L'agriculture de Nouvelle-Aquitaine sur le ring à Bordeaux

Ils arrivent de toute la région pour présenter leur plus bel animal, leurs plus beaux végétaux. L'agriculture s'expose, se confronte, et la communauté se retrouve aussi pour échanger. Ce vendredi, derniers préparatifs entre paille, terreau et coups de marteau ! Ouverture samedi jusqu'au 21 mai.
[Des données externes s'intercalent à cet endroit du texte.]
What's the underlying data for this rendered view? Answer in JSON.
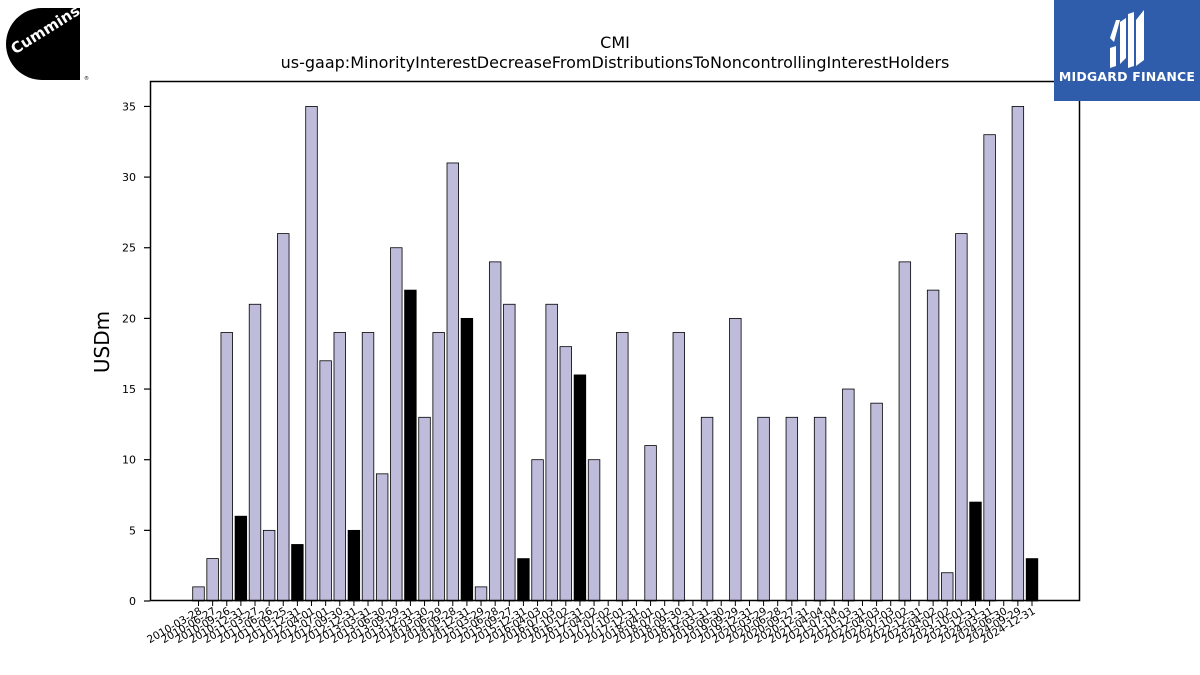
{
  "logos": {
    "left_text": "Cummins",
    "right_text": "MIDGARD FINANCE"
  },
  "chart_data": {
    "type": "bar",
    "title": "CMI",
    "subtitle": "us-gaap:MinorityInterestDecreaseFromDistributionsToNoncontrollingInterestHolders",
    "xlabel": "",
    "ylabel": "USDm",
    "ylim": [
      0,
      36.8
    ],
    "yticks": [
      0,
      5,
      10,
      15,
      20,
      25,
      30,
      35
    ],
    "colors": {
      "regular": "#bfbcdb",
      "highlight": "#000000",
      "edge": "#000000"
    },
    "categories": [
      "2010-03-28",
      "2010-06-27",
      "2010-09-26",
      "2010-12-31",
      "2011-03-27",
      "2011-06-26",
      "2011-09-25",
      "2011-12-31",
      "2012-04-01",
      "2012-07-01",
      "2012-09-30",
      "2012-12-31",
      "2013-03-31",
      "2013-06-30",
      "2013-09-29",
      "2013-12-31",
      "2014-03-30",
      "2014-06-29",
      "2014-09-28",
      "2014-12-31",
      "2015-03-29",
      "2015-06-28",
      "2015-09-27",
      "2015-12-31",
      "2016-04-03",
      "2016-07-03",
      "2016-10-02",
      "2016-12-31",
      "2017-04-02",
      "2017-07-02",
      "2017-10-01",
      "2017-12-31",
      "2018-04-01",
      "2018-07-01",
      "2018-09-30",
      "2018-12-31",
      "2019-03-31",
      "2019-06-30",
      "2019-09-29",
      "2019-12-31",
      "2020-03-29",
      "2020-06-28",
      "2020-09-27",
      "2020-12-31",
      "2021-04-04",
      "2021-07-04",
      "2021-10-03",
      "2021-12-31",
      "2022-04-03",
      "2022-07-03",
      "2022-10-02",
      "2022-12-31",
      "2023-04-02",
      "2023-07-02",
      "2023-10-01",
      "2023-12-31",
      "2024-03-31",
      "2024-06-30",
      "2024-09-29",
      "2024-12-31"
    ],
    "values": [
      1,
      3,
      19,
      6,
      21,
      5,
      26,
      4,
      35,
      17,
      19,
      5,
      19,
      9,
      25,
      22,
      13,
      19,
      31,
      20,
      1,
      24,
      21,
      3,
      10,
      21,
      18,
      16,
      10,
      null,
      19,
      null,
      11,
      null,
      19,
      null,
      13,
      null,
      20,
      null,
      13,
      null,
      13,
      null,
      13,
      null,
      15,
      null,
      14,
      null,
      24,
      null,
      22,
      2,
      26,
      7,
      33,
      null,
      35,
      3
    ],
    "highlighted": [
      false,
      false,
      false,
      true,
      false,
      false,
      false,
      true,
      false,
      false,
      false,
      true,
      false,
      false,
      false,
      true,
      false,
      false,
      false,
      true,
      false,
      false,
      false,
      true,
      false,
      false,
      false,
      true,
      false,
      false,
      false,
      false,
      false,
      false,
      false,
      false,
      false,
      false,
      false,
      false,
      false,
      false,
      false,
      false,
      false,
      false,
      false,
      false,
      false,
      false,
      false,
      false,
      false,
      false,
      false,
      true,
      false,
      false,
      false,
      true
    ]
  }
}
Hélène est éleveuse en Dordogne. Fière d'être au salon !
Hélène est éleveuse en Dordogne. Fière d'être au salon ! © Christine Le Hesran
Le grand rush, les camions à bestiaux arrivent de toute la région, l'élite de l'élevage vient à Bordeaux. Des taureaux, principalement, mais aussi des brebis ou encore des Pottoks. Imaginez ! 2000 animaux vont se succéder au salon.
Hélène Talou est arrivée de Mialet dans le nord de la Dordogne. Une toute jeune éleveuse de vaches laitières et son animal fétiche : une Prim Holstein. Elle la bichonne, elle est fière de la faire concourir : 

Je viens pour participer cette année ! Ce qui me rend heureuse, c'est de pouvoir amener mes animaux, de me retrouver avec les éleveurs et passer un bon moment ensemble... Et confronter notre génétique de l'élevage à ceux des autres pour pouvoir progresser, c'est l'objectif de tout élevage. 
 

Temps fort du salon, les animaux sur le ring vont défiler durant les prochains jours pour des présentations et concours. 

 

Au salon la Prim fétiche d'Hélène. On la reconnait, elle a une robe où le blanc domine !
Au salon la Prim fétiche d'Hélène. On la reconnait, elle a une robe où le blanc domine ! © christine le hesran


La vogue du vert 

Hubert Didier plante des fraisiers aux pieds des pommiers sur quelques m2...  Encore quelques heures pour réaliser de belles plantations qui mettront un coup de projecteur sur le monde végétal, ses richesses, ses variétés, ses fragilités aussi.  Hubert Didier est spécialiste des arbres fuitiers au conservatoire végétal régional d'Aquitaine. 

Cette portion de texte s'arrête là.